Ночна мора. Кошмар. Деревенские служанки со своим ломаным немецким прозвали ее Ночна Мора – кошмар. Они говорили только по-словацки, не знали ни слова по-венгерски, но графиня терпела их. Те, кто не мог спать на соломенных тюфяках в замке, приходили из деревни до рассвета; они проделывали долгий путь, закутавшись от зимнего снега в свои плащи и остерегаясь рыскавших в темноте волков с янтарными глазами.
Чахтицкий замок высился на скалистом склоне горы, окруженный дикими пограничными землями воинственного королевства Венгрии, где правили Габсбурги. Это был один из аванпостов, оберегавший против наползавшей с востока Оттоманской империи. Слишком часто утренний ветерок доносил с тамошних полей брани едкий запах пороха и выжженной земли.
Зузана поворошила угли в очаге и подложила хворосту, чтобы разгорелось пламя. Неровные стекла в окнах искажали свет, отбрасывая бледные пятна неправильной формы. Хлопала крыльями какая-то птичка, взлетевшая на рассвете со своего насеста. Служанка, подняв глаза, проследила за ее полетом.
Она взвизгнула, когда разгоревшееся пламя обожгло ей пальцы.

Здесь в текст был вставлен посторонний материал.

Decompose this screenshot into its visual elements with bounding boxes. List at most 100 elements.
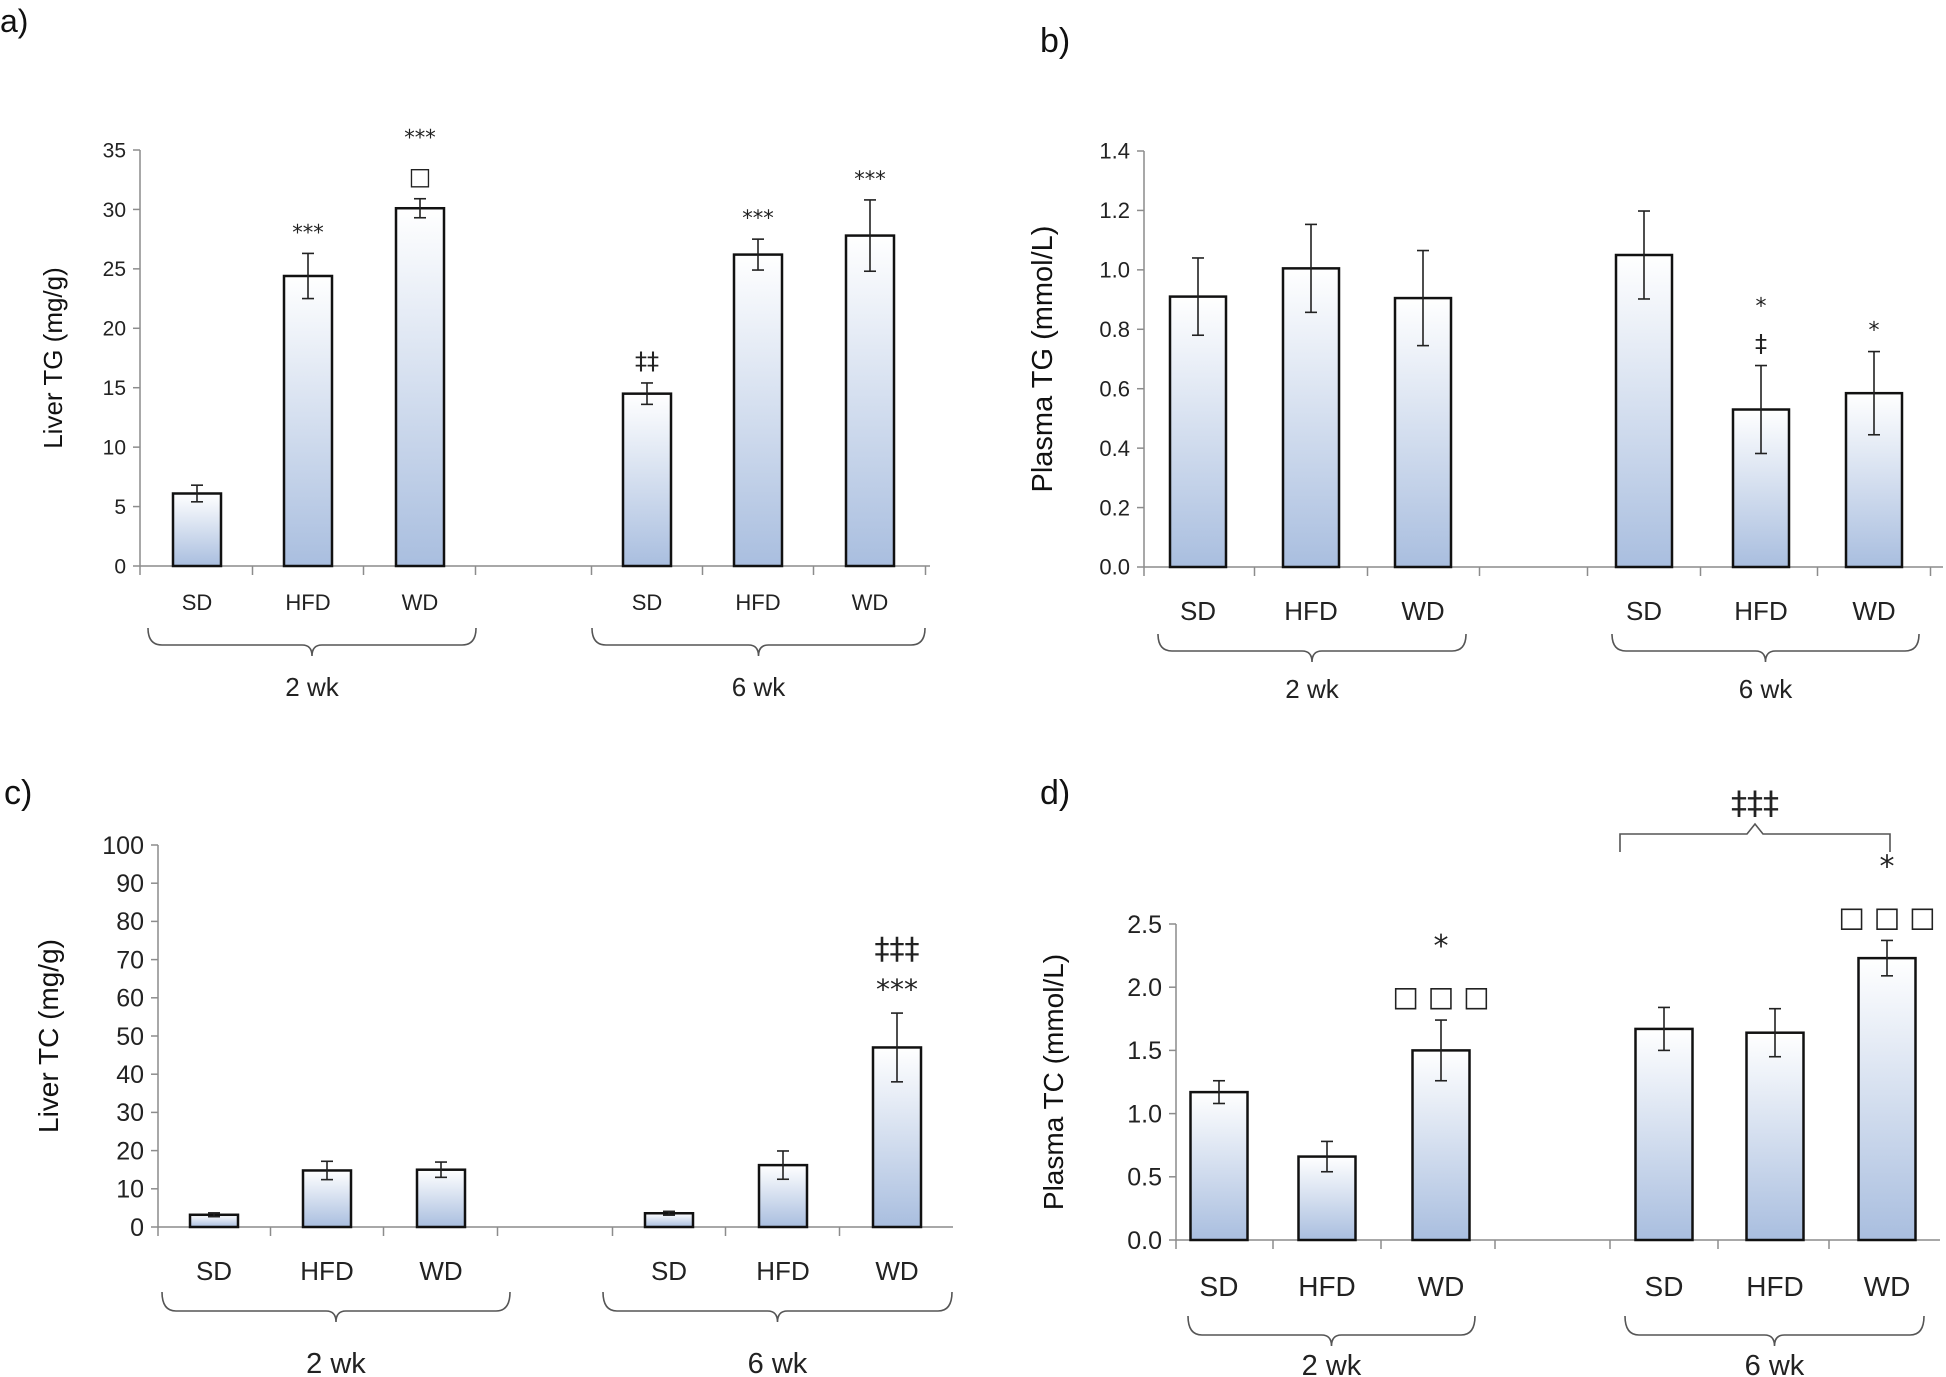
category-label: WD [1852, 596, 1895, 626]
category-label: SD [1180, 596, 1216, 626]
y-tick-label: 25 [103, 258, 126, 281]
category-label: WD [852, 590, 889, 615]
y-tick-label: 5 [114, 496, 126, 519]
significance-marker: ‡‡‡ [875, 932, 920, 967]
y-tick-label: 50 [116, 1023, 144, 1051]
chart-liver-tc: 0 10 20 30 40 50 60 70 80 90 100 Liver TC (mg/g) SD H… [33, 832, 953, 1377]
significance-marker: *** [292, 220, 324, 244]
y-axis-label: Plasma TG (mmol/L) [1027, 226, 1059, 493]
panel-b-letter: b) [1040, 22, 1070, 60]
group-brace [591, 627, 926, 657]
bar [1168, 295, 1228, 569]
y-tick-label: 1.5 [1127, 1037, 1162, 1065]
y-tick-label: 0 [130, 1214, 144, 1242]
category-label: SD [182, 590, 213, 615]
group-label: 6 wk [1739, 674, 1793, 704]
significance-marker: * [1869, 319, 1880, 344]
y-tick-label: 90 [116, 870, 144, 898]
category-label: HFD [1298, 1271, 1356, 1302]
category-label: WD [419, 1256, 462, 1286]
category-label: HFD [1746, 1271, 1804, 1302]
y-tick-label: 30 [116, 1099, 144, 1127]
bar [1281, 267, 1341, 569]
y-axis-label: Liver TC (mg/g) [33, 939, 64, 1133]
panel-d-letter: d) [1040, 774, 1070, 812]
y-tick-label: 1.0 [1099, 258, 1130, 283]
category-label: HFD [1734, 596, 1787, 626]
y-tick-label: 0 [114, 555, 126, 578]
y-tick-label: 2.5 [1127, 911, 1162, 939]
category-label: HFD [1284, 596, 1337, 626]
y-tick-label: 10 [116, 1176, 144, 1204]
bar [732, 253, 784, 568]
y-tick-label: 40 [116, 1061, 144, 1089]
bar [1857, 956, 1917, 1242]
y-tick-label: 80 [116, 908, 144, 936]
y-tick-label: 0.2 [1099, 495, 1130, 520]
y-tick-label: 0.5 [1127, 1164, 1162, 1192]
category-label: SD [1200, 1271, 1239, 1302]
y-tick-label: 30 [103, 199, 126, 222]
significance-marker: *** [404, 126, 436, 150]
significance-marker: ‡‡ [635, 347, 659, 375]
category-label: SD [1626, 596, 1662, 626]
bar [282, 274, 334, 568]
panel-c-letter: c) [4, 774, 32, 812]
group-label: 2 wk [306, 1348, 366, 1377]
significance-marker: □ [409, 163, 432, 191]
category-label: WD [402, 590, 439, 615]
significance-marker: *** [854, 167, 886, 191]
y-tick-label: 1.2 [1099, 198, 1130, 223]
y-tick-label: 0.0 [1099, 555, 1130, 580]
y-tick-label: 0.6 [1099, 376, 1130, 401]
y-tick-label: 2.0 [1127, 974, 1162, 1002]
bar [415, 1168, 467, 1229]
group-label: 6 wk [748, 1348, 808, 1377]
chart-plasma-tc: 0.0 0.5 1.0 1.5 2.0 2.5 Plasma TC (mmol/L) SD HF… [1038, 784, 1940, 1377]
significance-marker: * [1880, 849, 1895, 884]
y-tick-label: 100 [102, 832, 144, 860]
y-tick-label: 70 [116, 946, 144, 974]
bar [1189, 1090, 1249, 1242]
y-tick-label: 0.0 [1127, 1227, 1162, 1255]
y-tick-label: 20 [116, 1137, 144, 1165]
category-label: SD [651, 1256, 687, 1286]
significance-marker: *** [742, 206, 774, 230]
y-tick-label: 20 [103, 318, 126, 341]
group-brace [602, 1291, 953, 1323]
category-label: HFD [756, 1256, 809, 1286]
bar [621, 392, 673, 568]
group-brace [1611, 633, 1920, 663]
significance-marker: □ □ □ [1838, 900, 1935, 933]
y-axis-label: Plasma TC (mmol/L) [1038, 954, 1069, 1210]
category-label: SD [1645, 1271, 1684, 1302]
bar [1634, 1027, 1694, 1242]
bar [844, 234, 896, 568]
group-brace [1624, 1315, 1925, 1347]
y-tick-label: 15 [103, 377, 126, 400]
chart-liver-tg: 0 5 10 15 20 25 30 35 Liver TG (mg/g) SD *** HFD □ **… [38, 126, 930, 702]
significance-marker: ‡ [1755, 330, 1767, 358]
y-tick-label: 10 [103, 436, 126, 459]
significance-marker: *** [876, 973, 918, 1006]
significance-marker: * [1434, 929, 1449, 964]
group-comparison-brace [1619, 822, 1891, 852]
y-tick-label: 0.8 [1099, 317, 1130, 342]
group-brace [161, 1291, 511, 1323]
group-label: 6 wk [732, 672, 786, 702]
group-brace [147, 627, 477, 657]
bar [171, 492, 223, 568]
category-label: WD [875, 1256, 918, 1286]
category-label: HFD [285, 590, 330, 615]
group-label: 2 wk [1285, 674, 1339, 704]
group-label: 2 wk [1302, 1350, 1362, 1377]
category-label: WD [1864, 1271, 1911, 1302]
significance-marker: □ □ □ [1392, 980, 1489, 1013]
bar [1411, 1049, 1471, 1242]
group-brace [1157, 633, 1467, 663]
y-tick-label: 35 [103, 139, 126, 162]
category-label: HFD [300, 1256, 353, 1286]
group-label: 6 wk [1745, 1350, 1805, 1377]
bar [1614, 253, 1674, 569]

Послышался скрип деревянной кровати и шорох простыней. Служанка будет натирать маленькие белые ступни госпожи серой амброй и умащать лавандой, прежде чем надеть на них тапочки из кожи козленка. А Дарвулия даст графине утреннее снадобье и будет читать оберегающие заклинания. Зузана засуетилась, зная, что в любой момент графине Батори может потребоваться все ее внимание.
На накрахмаленных холстах были разложены серебряные расчески, гребни из слоновой кости и филигранной работы зеркало. На туалетном столике выстроились фиалы с благовониями и жестянки с пудрой. Зузана вытащила пробку из хрустального флакона венгерской воды – спирта с верхушками розмарина и серой амброй. Ее бледные губы сложились в довольную улыбку: аромат был неземной, и она знала, что госпоже он понравится. Служанка получала удовлетворение от легендарной красоты графини Батори; в этой красоте была отчасти и заслуга Зузаны – ведь она поддерживала в бархатистом совершенстве фарфорово-белую кожу графини. Свои снадобья Зузана создавала из павлиньего жира и минералов с берегов реки Ваг.
Графиня страшно гордилась цветом своего лица и никогда не открывала кожу прямым солнечным лучам. Скупой свет, что прокрадывался сквозь стрельчатые прорези и проскальзывал меж краев бархатных штор, – вот и все, что она могла допустить.